Finance minister Calle Schlettwein announced this week during a press briefing that the mid-term budget review will take place next month to realign government’s spending plans. A number of planned capital projects are expected to be shelved to create more fiscal space while civil service recruitment will be frozen as well. Namibia’s economy is currently squeezed by the slowdown of developing economies and by its own domestic challenges, which include low commodity prices in the mining, agriculture and fishing industries as a result of a slowdown in demand from countries such as China, Brazil and Russia.
The poor economic performance of its two closest trading partners, South Africa and Angola, had also left Namibia “wedged between two large neighbouring economies… faced with sever structural challenges”.  South Africa is growing at a mere 0.1 percent, while Angola had been hit by low oil price.
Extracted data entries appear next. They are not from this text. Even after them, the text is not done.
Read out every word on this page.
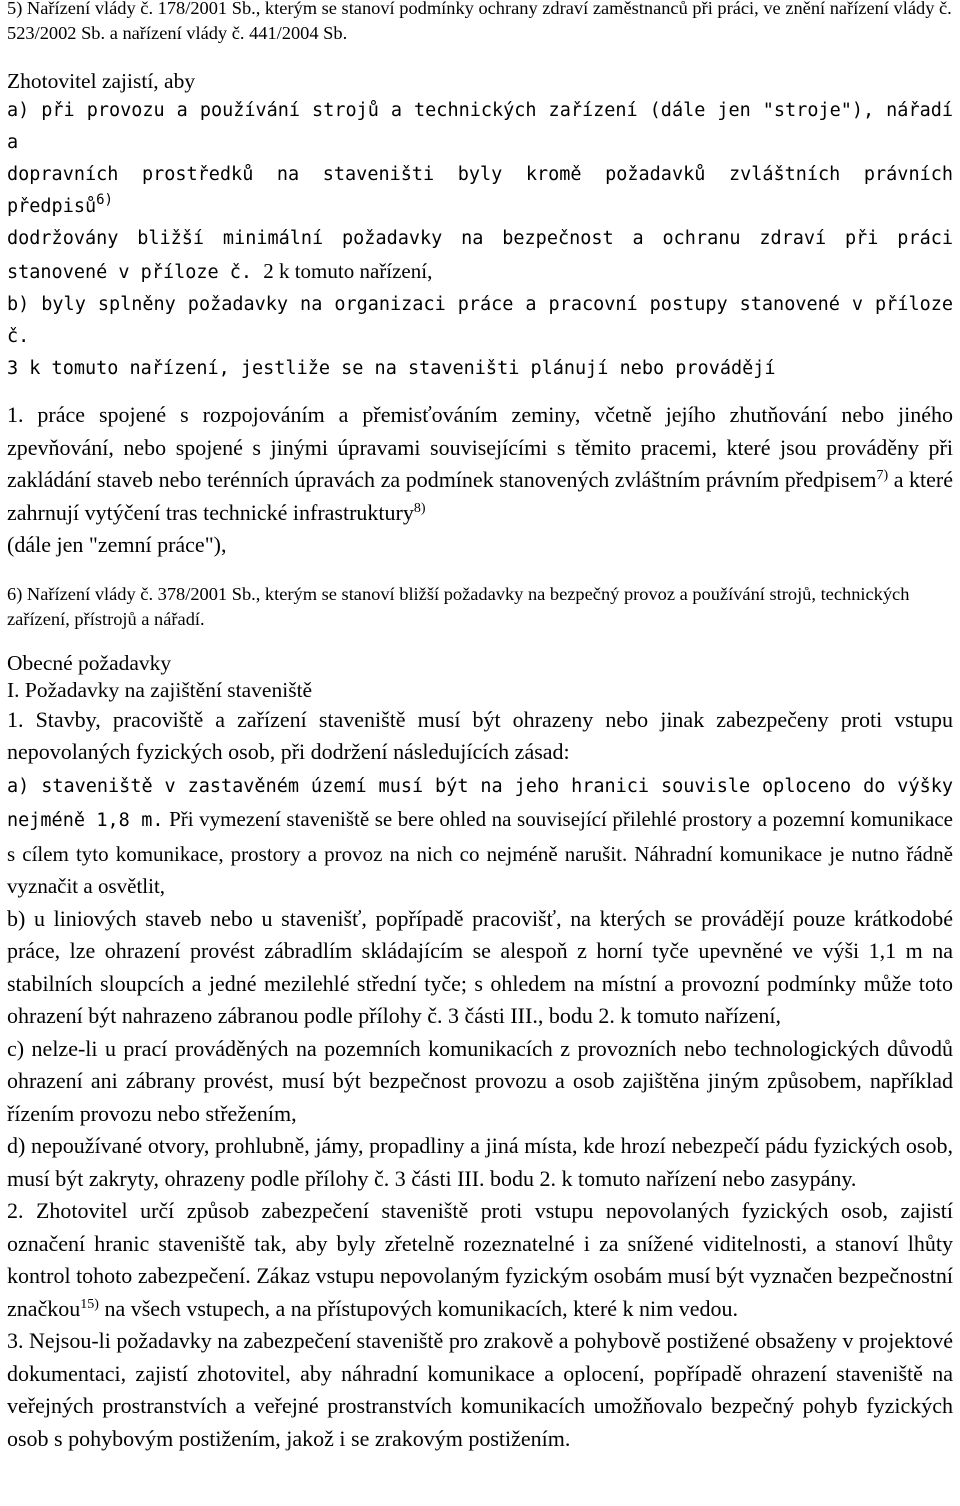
5) Nařízení vlády č. 178/2001 Sb., kterým se stanoví podmínky ochrany zdraví zaměstnanců při práci, ve znění nařízení vlády č. 523/2002 Sb. a nařízení vlády č. 441/2004 Sb.

Zhotovitel zajistí, aby

a) při provozu a používání strojů a technických zařízení (dále jen "stroje"), nářadí a
dopravních prostředků na staveništi byly kromě požadavků zvláštních právních předpisů$^{6)}$
dodržovány bližší minimální požadavky na bezpečnost a ochranu zdraví při práci stanovené v příloze č. 2 k tomuto nařízení,
b) byly splněny požadavky na organizaci práce a pracovní postupy stanovené v příloze č.
3 k tomuto nařízení, jestliže se na staveništi plánují nebo provádějí

1. práce spojené s rozpojováním a přemisťováním zeminy, včetně jejího zhutňování nebo jiného zpevňování, nebo spojené s jinými úpravami souvisejícími s těmito pracemi, které jsou prováděny při zakládání staveb nebo terénních úpravách za podmínek stanovených zvláštním právním předpisem$^{7)}$ a které zahrnují vytýčení tras technické infrastruktury$^{8)}$
(dále jen "zemní práce"),

6) Nařízení vlády č. 378/2001 Sb., kterým se stanoví bližší požadavky na bezpečný provoz a používání strojů, technických zařízení, přístrojů a nářadí.

Obecné požadavky

I. Požadavky na zajištění staveniště

1. Stavby, pracoviště a zařízení staveniště musí být ohrazeny nebo jinak zabezpečeny proti vstupu nepovolaných fyzických osob, při dodržení následujících zásad:

a) staveniště v zastavěném území musí být na jeho hranici souvisle oploceno do výšky nejméně 1,8 m. Při vymezení staveniště se bere ohled na související přilehlé prostory a pozemní komunikace s cílem tyto komunikace, prostory a provoz na nich co nejméně narušit. Náhradní komunikace je nutno řádně vyznačit a osvětlit,

b) u liniových staveb nebo u stavenišť, popřípadě pracovišť, na kterých se provádějí pouze krátkodobé práce, lze ohrazení provést zábradlím skládajícím se alespoň z horní tyče upevněné ve výši 1,1 m na stabilních sloupcích a jedné mezilehlé střední tyče; s ohledem na místní a provozní podmínky může toto ohrazení být nahrazeno zábranou podle přílohy č. 3 části III., bodu 2. k tomuto nařízení,

c) nelze-li u prací prováděných na pozemních komunikacích z provozních nebo technologických důvodů ohrazení ani zábrany provést, musí být bezpečnost provozu a osob zajištěna jiným způsobem, například řízením provozu nebo střežením,

d) nepoužívané otvory, prohlubně, jámy, propadliny a jiná místa, kde hrozí nebezpečí pádu fyzických osob, musí být zakryty, ohrazeny podle přílohy č. 3 části III. bodu 2. k tomuto nařízení nebo zasypány.

2. Zhotovitel určí způsob zabezpečení staveniště proti vstupu nepovolaných fyzických osob, zajistí označení hranic staveniště tak, aby byly zřetelně rozeznatelné i za snížené viditelnosti, a stanoví lhůty kontrol tohoto zabezpečení. Zákaz vstupu nepovolaným fyzickým osobám musí být vyznačen bezpečnostní značkou$^{15)}$ na všech vstupech, a na přístupových komunikacích, které k nim vedou.

3. Nejsou-li požadavky na zabezpečení staveniště pro zrakově a pohybově postižené obsaženy v projektové dokumentaci, zajistí zhotovitel, aby náhradní komunikace a oplocení, popřípadě ohrazení staveniště na veřejných prostranstvích a veřejné prostranstvích komunikacích umožňovalo bezpečný pohyb fyzických osob s pohybovým postižením, jakož i se zrakovým postižením.
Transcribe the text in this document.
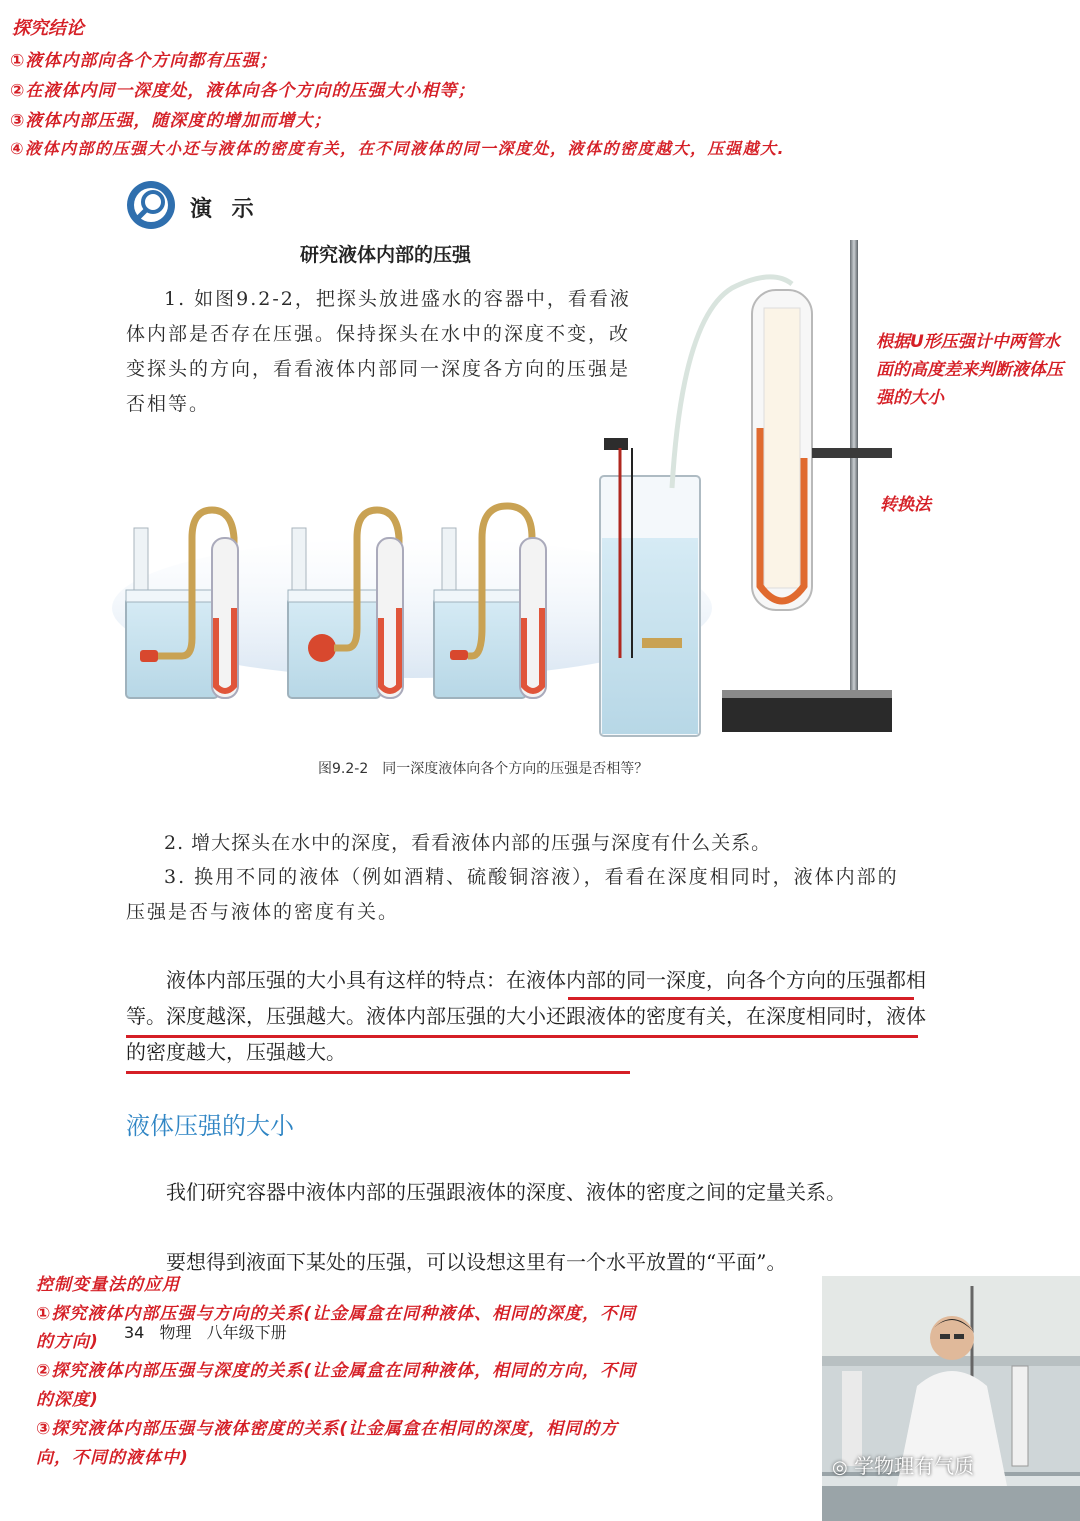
探究结论
①液体内部向各个方向都有压强；
②在液体内同一深度处，液体向各个方向的压强大小相等；
③液体内部压强，随深度的增加而增大；
④液体内部的压强大小还与液体的密度有关，在不同液体的同一深度处，液体的密度越大，压强越大.
演 示
研究液体内部的压强
1. 如图9.2-2，把探头放进盛水的容器中，看看液体内部是否存在压强。保持探头在水中的深度不变，改变探头的方向，看看液体内部同一深度各方向的压强是否相等。
根据U形压强计中两管水面的高度差来判断液体压强的大小
转换法
图9.2-2　同一深度液体向各个方向的压强是否相等？
2. 增大探头在水中的深度，看看液体内部的压强与深度有什么关系。
3. 换用不同的液体（例如酒精、硫酸铜溶液），看看在深度相同时，液体内部的压强是否与液体的密度有关。
液体内部压强的大小具有这样的特点：在液体内部的同一深度，向各个方向的压强都相等。深度越深，压强越大。液体内部压强的大小还跟液体的密度有关，在深度相同时，液体的密度越大，压强越大。
液体压强的大小
我们研究容器中液体内部的压强跟液体的深度、液体的密度之间的定量关系。
要想得到液面下某处的压强，可以设想这里有一个水平放置的“平面”。
34 物理 八年级下册
控制变量法的应用
①探究液体内部压强与方向的关系(让金属盒在同种液体、相同的深度，不同
的方向)
②探究液体内部压强与深度的关系(让金属盒在同种液体，相同的方向，不同
的深度)
③探究液体内部压强与液体密度的关系(让金属盒在相同的深度，相同的方
向，不同的液体中)	◎ 学物理有气质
The low growth for the South African economy is a concern and lawmakers are expected to come up with appropriate legislation to ensure that economic players in the country have the required legislation to boost economic growth.  Namibia continues to struggle with a severe drought situation that is crippling water-intensive industries such as construction and beverages, as well as structural challenges including skills shortages, unemployment, inequality and poverty. Should the controversial Namibia Equitable Economic Empowerment Framework (NEEEF) make its way to parliament during the coming session, all eyes will be glued to parliament to see whether it is adopted in its current format or not. There are fears that in its current format NEEEF will have a negative impact on the country’s business climate.
In addition to the budget review, where massive spending cutting measures are expected to be adopted, lawmakers will also be expected to pass the Long-Term Insurance Amendment Bill, Short-Term Insurance Amendment Bill, Medical Aid Funds Amendment Bill, and Unit Trusts Control Amendment Bill.

During its third session lawmakers passed, among others, the Appropriation Bill, Presidential Remuneration and other Benefits Amendment Bill, Credit Agreements Amendment Bill, Business and Intellectual Property Authority Bill, Namibia Investment Promotion Bill and the Anti-Corruption Amendment Bill.  All the bills dealt with were already signed by the President and gazetted as Acts of Parliament. They also dealt with the Namibian Citizenship Amendment Bill and the Liquor Amendment Bill, which were referred to the National Council for review before Assembly break on the 28 July 2016. The Citizenship Amendment Bill was, however, rejected by National Council, while the Liquor Amendment Bill is expected to return once Assembly resume.  The Namibian Citizenship Amendment Bill would change the Namibian Citizenship Act to exclude children of non-Namibian parents who live in Namibia on temporary permits from being entitled to Namibian citizenship by birth.  The Bill would also change the law to state that children born in Namibia to foreign parents would only be entitled to Namibian citizenship if their parents had permanent residence in the country.     The Bill, which is aimed at overriding a recent Supreme Court judgment on the right to acquire Namibian citizenship by birth, will be back in the National Assembly after it was unanimously rejected by the National Council last month.